「金魚のうろこが松ぼっくりのように逆立っている…」「目が飛び出してきた…」
そんな症状に気づいたとき、飼い主としてとても不安になりますよね。マツカサ病はとても重篤な病気で、目の脱落まで進んでしまった場合は特に慎重な対応が必要です。この記事では、マツカサ病の原因から目が脱落した場合の対処法まで、わかりやすく解説します。
マツカサ病とは?
マツカサ病(松かさ病)は、金魚の体内でエロモナス菌などの細菌が感染・増殖することで引き起こされる病気です。
主な症状は以下のとおりです。
- うろこが松ぼっくりのように逆立つ
- 体がむくんだように膨らむ
- 目が飛び出す(ポップアイ)
- 食欲がなくなる
- 底でじっとして動かなくなる
内臓や組織に深刻なダメージを与える病気で、進行が早く、発見したらすぐに対処することが重要です。
目が脱落してしまったら…まず落ち着いて対応を
目の脱落は非常に痛々しい状態ですが、金魚は片目や両目がなくても生きていける場合があります。まずは慌てず、以下の順番で対処しましょう。
ステップ1:すぐに隔離する
病気の金魚を別の水槽(バケツでも可)に移してください。他の金魚への感染を防ぐためと、隔離することで治療がしやすくなります。
ステップ2:塩水浴を始める
隔離した水槽に0.5%の塩水を作ります。水1リットルに対して塩5グラムが目安です。食塩でも構いませんが、添加物のない純粋な塩を使いましょう。
塩水浴には以下の効果があります。
- 金魚の体への浸透圧負担を減らす
- 軽い殺菌効果がある
- 体力の回復をサポートする
ステップ3:薬浴を行う
塩水浴だけでは細菌を完全に抑えることは難しいため、市販の魚病薬を使った薬浴を並行して行いましょう。
おすすめの薬剤はこちらです。
- グリーンFゴールド顆粒:細菌性感染症に広く効果的
- 観パラD:エロモナス菌に特に有効
- エルバージュエース:重症の細菌感染に使用
用量・用法は必ずパッケージの指示に従ってください。
ステップ4:水温を安定させる
水温は**25〜28℃**に保つのが理想です。ヒーターを使って水温を一定に保ちましょう。水温が低いと金魚の免疫力が下がり、回復が遅れます。
ステップ5:毎日水換えをする
薬浴中は水が汚れやすくなります。毎日3分の1程度の水換えを行い、新しい薬を追加して濃度を保ちましょう。
脱落した目の傷口のケアについて
目が脱落した部分は傷口から二次感染するリスクがあります。薬浴を継続することで傷口の感染を防ぐことができます。
傷口が塞がって安定してくれば、片目でも元気に泳ぐ金魚は多くいます。焦らず根気よくケアを続けてあげましょう。
回復の見込みは?正直なところ
マツカサ病は、金魚の病気の中でも完治が難しい病気のひとつです。特に目の脱落まで進行している場合は、内臓へのダメージも進んでいることが多く、完全な回復は難しいケースもあります。

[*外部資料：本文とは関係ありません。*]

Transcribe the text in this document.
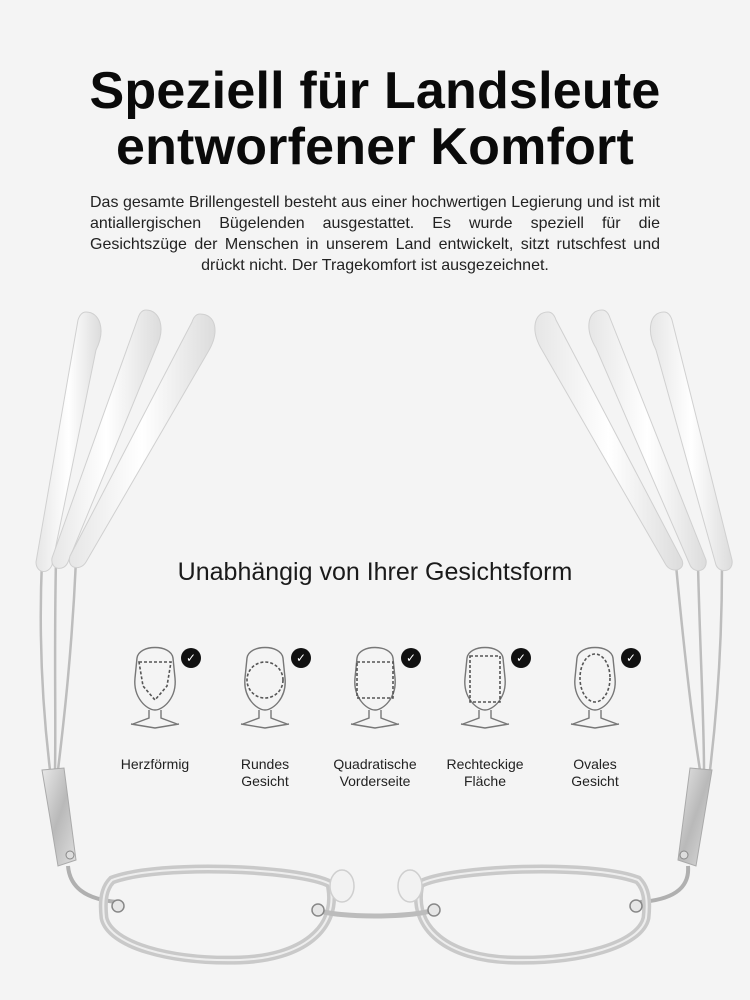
Speziell für Landsleute
entworfener Komfort

Das gesamte Brillengestell besteht aus einer hochwertigen Legierung und ist mit antiallergischen Bügelenden ausgestattet. Es wurde speziell für die Gesichtszüge der Menschen in unserem Land entwickelt, sitzt rutschfest und drückt nicht. Der Tragekomfort ist ausgezeichnet.

Unabhängig von Ihrer Gesichtsform
✓
Herzförmig

✓
Rundes
Gesicht
✓
Quadratische
Vorderseite
✓
Rechteckige
Fläche
✓
Ovales
Gesicht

ただし、早期に適切な治療を行えば、症状が落ち着いて長生きする金魚もいます。できる限りのケアをしながら、金魚の様子を毎日観察してあげてください。
マツカサ病を予防するために
治療と同時に、他の金魚や今後のために予防も意識しましょう。
- 水質管理を徹底する:週1回の水換えを習慣に
- 過密飼育を避ける:1匹あたりの水量を十分に確保する
- 新しい金魚は必ずトリートメントする:別水槽で1〜2週間様子を見てから合流させる
- エサのあげすぎに注意:水が汚れる原因になる
- ストレスを与えない:急激な水温変化や強い水流を避ける
まとめ
マツカサ病で目が脱落してしまった金魚には、隔離・塩水浴・薬浴の3つが基本の対処法です。完治が難しい病気ではありますが、適切なケアを続けることで回復する可能性は十分あります。
大切な金魚のために、できることを一つひとつ丁寧にやってあげてください。回復を心からお祈りしています。